Your home is supposed to be a sanctuary, but what if it’s quite the opposite? What if your home is making you sick? That’s the situation for some people, and the following are some of the most common ways you could be impacted if your own house is making you sick.
Is the Humidity Too High?
When your home has humidity above 60%, it becomes mold’s breeding ground. If your humidity levels get high enough, it can allow mold to spread behind the walls. We know mold can cause various health issues, including chronic sinus conditions, and even damage your nervous system.
When a house is too humid, it can also be a welcoming environment for dust mites, causing sleep disorders, allergic reactions, and stomach problems.
Of course, on the flip side, if your home isn’t humid enough, it can cause respiratory irritation. A home with humidity that’s below 40% is considered too low.
So how do you know if you’re maintaining the proper humidity levels? You can buy a humidity monitor and make sure it’s staying between 40-60%. You can also run fan vents if you cook or shower and open windows to increase ventilation.

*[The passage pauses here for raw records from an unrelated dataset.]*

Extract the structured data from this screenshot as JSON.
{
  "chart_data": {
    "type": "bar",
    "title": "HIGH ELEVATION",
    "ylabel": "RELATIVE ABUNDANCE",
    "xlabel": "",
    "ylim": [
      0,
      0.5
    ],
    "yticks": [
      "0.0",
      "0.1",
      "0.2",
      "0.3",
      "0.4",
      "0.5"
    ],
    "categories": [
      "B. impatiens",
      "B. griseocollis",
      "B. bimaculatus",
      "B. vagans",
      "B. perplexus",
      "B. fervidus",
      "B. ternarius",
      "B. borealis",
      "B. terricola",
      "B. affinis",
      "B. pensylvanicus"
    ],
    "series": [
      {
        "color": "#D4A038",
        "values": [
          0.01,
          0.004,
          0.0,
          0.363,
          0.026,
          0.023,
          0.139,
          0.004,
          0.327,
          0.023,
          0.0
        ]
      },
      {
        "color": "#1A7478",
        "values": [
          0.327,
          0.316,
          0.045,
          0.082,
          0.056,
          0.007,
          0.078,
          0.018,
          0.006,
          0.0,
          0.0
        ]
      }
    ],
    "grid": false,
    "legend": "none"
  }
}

A dehumidifier can be helpful if needed too.
Cleaning your house isn’t just an aesthetic issue. You want to ensure your home is free of dust because it can cause dust mites irritating to eyes and nasal passages.

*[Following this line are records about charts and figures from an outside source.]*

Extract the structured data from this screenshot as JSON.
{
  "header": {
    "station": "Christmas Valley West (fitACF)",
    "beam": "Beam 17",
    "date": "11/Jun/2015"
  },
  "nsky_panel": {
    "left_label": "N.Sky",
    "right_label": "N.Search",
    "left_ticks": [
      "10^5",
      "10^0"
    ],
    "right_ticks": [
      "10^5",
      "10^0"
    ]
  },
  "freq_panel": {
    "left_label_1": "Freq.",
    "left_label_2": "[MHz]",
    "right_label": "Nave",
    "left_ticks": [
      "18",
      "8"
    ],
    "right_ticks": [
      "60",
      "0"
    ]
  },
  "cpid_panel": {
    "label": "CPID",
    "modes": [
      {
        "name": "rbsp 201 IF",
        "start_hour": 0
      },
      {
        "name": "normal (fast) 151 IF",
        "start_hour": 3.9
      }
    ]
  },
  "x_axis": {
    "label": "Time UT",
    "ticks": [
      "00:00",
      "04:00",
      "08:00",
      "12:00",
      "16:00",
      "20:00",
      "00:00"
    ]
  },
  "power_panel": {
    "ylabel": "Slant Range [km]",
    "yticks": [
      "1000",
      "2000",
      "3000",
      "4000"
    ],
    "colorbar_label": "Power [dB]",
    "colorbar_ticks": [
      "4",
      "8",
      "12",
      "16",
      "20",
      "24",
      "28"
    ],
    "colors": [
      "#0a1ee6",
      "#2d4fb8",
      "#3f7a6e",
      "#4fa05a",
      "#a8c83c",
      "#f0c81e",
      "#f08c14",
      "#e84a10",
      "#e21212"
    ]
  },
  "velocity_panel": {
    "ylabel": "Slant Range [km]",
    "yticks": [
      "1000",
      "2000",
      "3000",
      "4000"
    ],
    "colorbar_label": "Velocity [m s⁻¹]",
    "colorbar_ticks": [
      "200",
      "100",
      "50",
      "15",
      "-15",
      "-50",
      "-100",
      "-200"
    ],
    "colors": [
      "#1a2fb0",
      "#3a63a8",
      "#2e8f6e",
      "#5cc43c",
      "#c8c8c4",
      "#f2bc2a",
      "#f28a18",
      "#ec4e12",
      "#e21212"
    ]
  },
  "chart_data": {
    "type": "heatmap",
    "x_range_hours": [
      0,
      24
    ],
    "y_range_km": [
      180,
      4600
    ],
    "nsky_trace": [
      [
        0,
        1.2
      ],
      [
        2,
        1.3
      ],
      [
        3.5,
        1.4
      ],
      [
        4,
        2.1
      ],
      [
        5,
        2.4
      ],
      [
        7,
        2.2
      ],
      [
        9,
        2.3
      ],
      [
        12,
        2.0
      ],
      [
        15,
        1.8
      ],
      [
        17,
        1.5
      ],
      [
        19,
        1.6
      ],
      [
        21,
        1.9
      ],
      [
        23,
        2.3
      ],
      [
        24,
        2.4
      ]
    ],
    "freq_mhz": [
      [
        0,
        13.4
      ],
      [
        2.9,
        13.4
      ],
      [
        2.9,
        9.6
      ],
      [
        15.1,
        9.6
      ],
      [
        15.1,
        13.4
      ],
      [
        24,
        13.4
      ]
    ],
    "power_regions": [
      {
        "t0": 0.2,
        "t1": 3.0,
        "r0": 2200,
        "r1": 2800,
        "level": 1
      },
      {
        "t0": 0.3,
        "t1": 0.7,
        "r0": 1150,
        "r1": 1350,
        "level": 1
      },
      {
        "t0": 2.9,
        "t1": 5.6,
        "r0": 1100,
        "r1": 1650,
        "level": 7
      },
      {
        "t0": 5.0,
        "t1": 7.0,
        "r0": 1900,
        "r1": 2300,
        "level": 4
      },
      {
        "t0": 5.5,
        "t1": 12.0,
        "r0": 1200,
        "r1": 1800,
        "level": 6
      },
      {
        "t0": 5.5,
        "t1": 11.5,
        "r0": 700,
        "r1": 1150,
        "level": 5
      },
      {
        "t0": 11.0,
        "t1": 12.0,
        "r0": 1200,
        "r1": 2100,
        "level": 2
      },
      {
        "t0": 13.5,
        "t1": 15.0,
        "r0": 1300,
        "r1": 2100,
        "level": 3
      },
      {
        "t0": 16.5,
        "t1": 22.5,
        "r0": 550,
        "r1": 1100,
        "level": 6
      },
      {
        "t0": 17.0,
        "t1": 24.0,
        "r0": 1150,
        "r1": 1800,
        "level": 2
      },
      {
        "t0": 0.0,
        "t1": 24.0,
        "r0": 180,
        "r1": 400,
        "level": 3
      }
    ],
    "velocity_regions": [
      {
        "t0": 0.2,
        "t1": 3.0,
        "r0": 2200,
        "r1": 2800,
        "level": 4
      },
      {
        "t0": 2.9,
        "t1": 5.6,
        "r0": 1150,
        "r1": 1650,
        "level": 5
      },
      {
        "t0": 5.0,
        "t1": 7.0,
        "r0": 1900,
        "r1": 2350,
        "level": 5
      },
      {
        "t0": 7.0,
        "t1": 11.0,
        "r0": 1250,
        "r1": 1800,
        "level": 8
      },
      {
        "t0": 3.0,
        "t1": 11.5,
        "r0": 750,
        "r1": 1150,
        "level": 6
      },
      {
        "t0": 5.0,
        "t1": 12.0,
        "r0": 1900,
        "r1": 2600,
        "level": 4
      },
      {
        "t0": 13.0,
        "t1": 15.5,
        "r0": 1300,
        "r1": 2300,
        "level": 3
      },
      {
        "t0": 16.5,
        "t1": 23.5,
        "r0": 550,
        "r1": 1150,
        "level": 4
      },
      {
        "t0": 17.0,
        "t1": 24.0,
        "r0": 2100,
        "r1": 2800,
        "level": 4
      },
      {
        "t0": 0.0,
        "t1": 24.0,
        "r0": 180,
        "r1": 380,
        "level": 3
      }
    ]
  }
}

Dust mites can stress your immune system and, over time, weaken it. Dust can also attract particles and dirt from outdoors, which may have pesticides and herbicides, which are toxic to our nervous systems.
To get rid of excessive dust, ensure that you’re vacuuming frequently and make sure the filter of your vacuum is clear. You can add a HEPA filter to your HVAC system and avoid wearing shoes in the house. Wash your bedding and drapes, as well as stuffed animals, frequently.
Heating and Cooling Systems
HVAC is one of the prime culprits when discussing how your house could be making you sick.
If your A/C is cooling your home, it can leave traces of water in your ductwork, which breeds bacteria and mold. This growth contributes to coughing, allergies, asthma, and headaches.
Avoid this issue by having air ducts cleaned professionally every few years, and ensure that you have your heating system serviced. When you service your heating system, it will allow it to operate more cleanly and efficiently.
Any damp areas in your home, which include basements and bathrooms, could make you sick or worsen existing symptoms.
Mold, mildew, and bacteria can contribute to “sick building syndrome.”
Anytime water or condensation is in your home, you could risk mold-related health issues.
You can check the outside of your house for any gaps, leaks, or holes, and make sure your gutters divert water from your home. Check your drains and plumbing fixtures regularly, and again, monitor your indoor humidity levels, which can alert you if you have a condensation issue.
Lack of Ventilation
Many people seal their homes up tightly, which saves on their energy bills. However, indoor air is probably dirtier than outdoor air, and your home needs some ventilation. You can open your windows and doors occasionally when the weather allows. You can also use fan vents that will pull air outside as you cook or bathe, and mechanical ventilation can be facilitated by installing an air-to-air heat exchange.
Finally, the products you’re using in your home could make you stick.
Indoor pollutants can be in your carpeting, manufactured wood, upholstery, and cleaning supplies. Be mindful and read labels to avoid or reduce the toxins you bring into your home.